- Film poster
- 地厚天高
- Directed by: Nora Lam
- Produced by: Vincent Chui Peter Yam
- Starring: Edward Leung
- Cinematography: Nora Lam
- Distributed by: Ying e Chi
- Release date: 23 November 2017 (Hong Kong);
- Running time: 97 minutes
- Country: Hong Kong
- Language: Cantonese
- Budget: HK$100,000 (approx. US$12,800)

= Lost in the Fumes =

2017 Hong Kong documentary by Nora Lam

Lost in the Fumes () is a 2017 Hong Kong biographical documentary film based on the life of politician and activist Edward Leung. The film was directed by Nora Lam and was first screened on 23 November 2017.

==Synopsis==
The film tracks Leung's life from his university education to his participation in various elections and protests. This includes his participation in the 2016 New Territories East by-election, where he won more than 60,000 votes; the 2016 Hong Kong legislative election, where he was disqualified, despite signing the confirmation form; and the 2016 Mong Kok civil unrest, where he was arrested with three charges of rioting.

==Development==
In an interview with Stand News, director Nora Lam said she was inspired to make films after watching KJ Music and Life, a 2009 Hong Kong biopic. Lam noted that while she and Leung were both students at the University of Hong Kong's Faculty of Arts, she has never attempted to contact Leung, and her perception of Leung mainly came from depictions of him in mainstream media. Lost in the Fumes was the third documentary Lam made.

==Release==
The film was distributed by Ying e Chi, a company founded by independent filmmaker Vincent Chui in 1997 which has distributed several films relating to the 2014 Hong Kong protests. The film was first screened on 23 November 2017 at the Hong Kong Arts Centre. Tickets for the film's two premieres were sold out in two hours, and the film has since been popular at many screenings at colleges, universities, arts and community venues, including the Hong Kong Film Archive, HKICC Lee Shau Kee School of Creativity and the Hong Kong Science Museum. However, as of May 2018, no mainstream cinema in Hong Kong was willing to screen the film, renewing fears about the continued erosion of freedom of speech and self-censorship in Hong Kong. Time magazine, in recognition of Edward Leung on its "100 Next" list, called the film essential viewing for participants of the 2019–20 Hong Kong protests. Protesters frequently screened the film during the 2019 protests in order to raise public awareness of protest activities.
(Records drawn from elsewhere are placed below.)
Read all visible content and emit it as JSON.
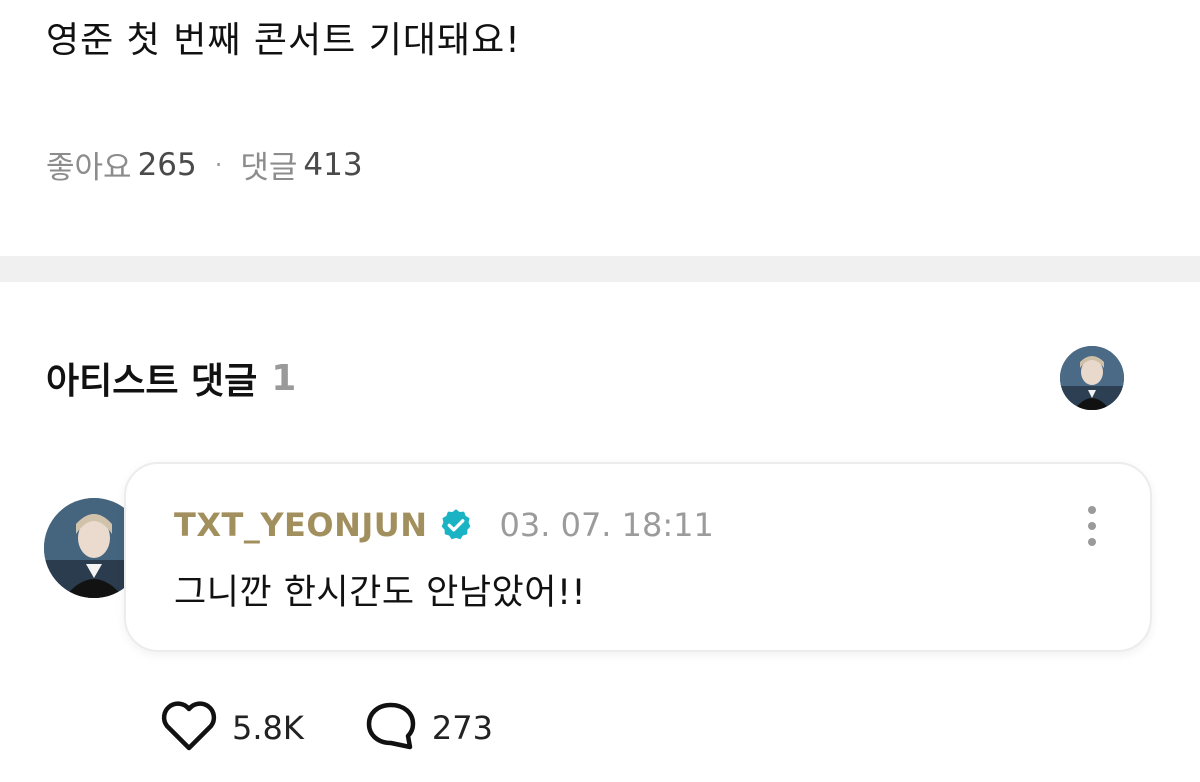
{
  "post": {
    "text": "영준 첫 번째 콘서트 기대돼요!",
    "likes_label": "좋아요",
    "likes_count": "265",
    "comments_label": "댓글",
    "comments_count": "413",
    "separator": "·"
  },
  "artist_comments": {
    "title": "아티스트 댓글",
    "count": "1",
    "items": [
      {
        "author": "TXT_YEONJUN",
        "timestamp": "03. 07. 18:11",
        "text": "그니깐 한시간도 안남았어!!",
        "likes": "5.8K",
        "replies": "273"
      }
    ]
  },
  "colors": {
    "author": "#a28f5e",
    "verified": "#1ab3c4",
    "divider": "#f0f0f0"
  },
  "icons": {
    "verified": "verified-badge-icon",
    "more": "more-vertical-icon",
    "like": "heart-outline-icon",
    "reply": "speech-bubble-icon"
  }
}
In Singapore, the film was classified as M18, which meant that the film was restricted to persons aged 18 or above, because of "political sensitivities," and was only screened to members of the Singapore Film Society.

==Reception==
The film won a merit award at the 2017 Hong Kong Film Critics Society Awards. At the 2018 Taiwan International Documentary Festival, the film received a Special Award for Chinese-language documentaries.

==Impact of national security law==
The Hong Kong national security law was enacted by China in June 2020. The law includes sweeping provisions against "subversion", including "inciting hatred of the central government and Hong Kong's regional government". Subversion and advocating secession are punishable by life imprisonment. The law is considered a serious threat to Hong Kong's freedom of speech.

The Hong Kong University Students' Union intends to host a screening of Lost in the Fumes in February 2021, the fifth anniversary of the 2016 Mong Kok civil unrest. In light of the national security law, the university administration urged against showing the film, and indicated that campus security may be deployed to block the screening.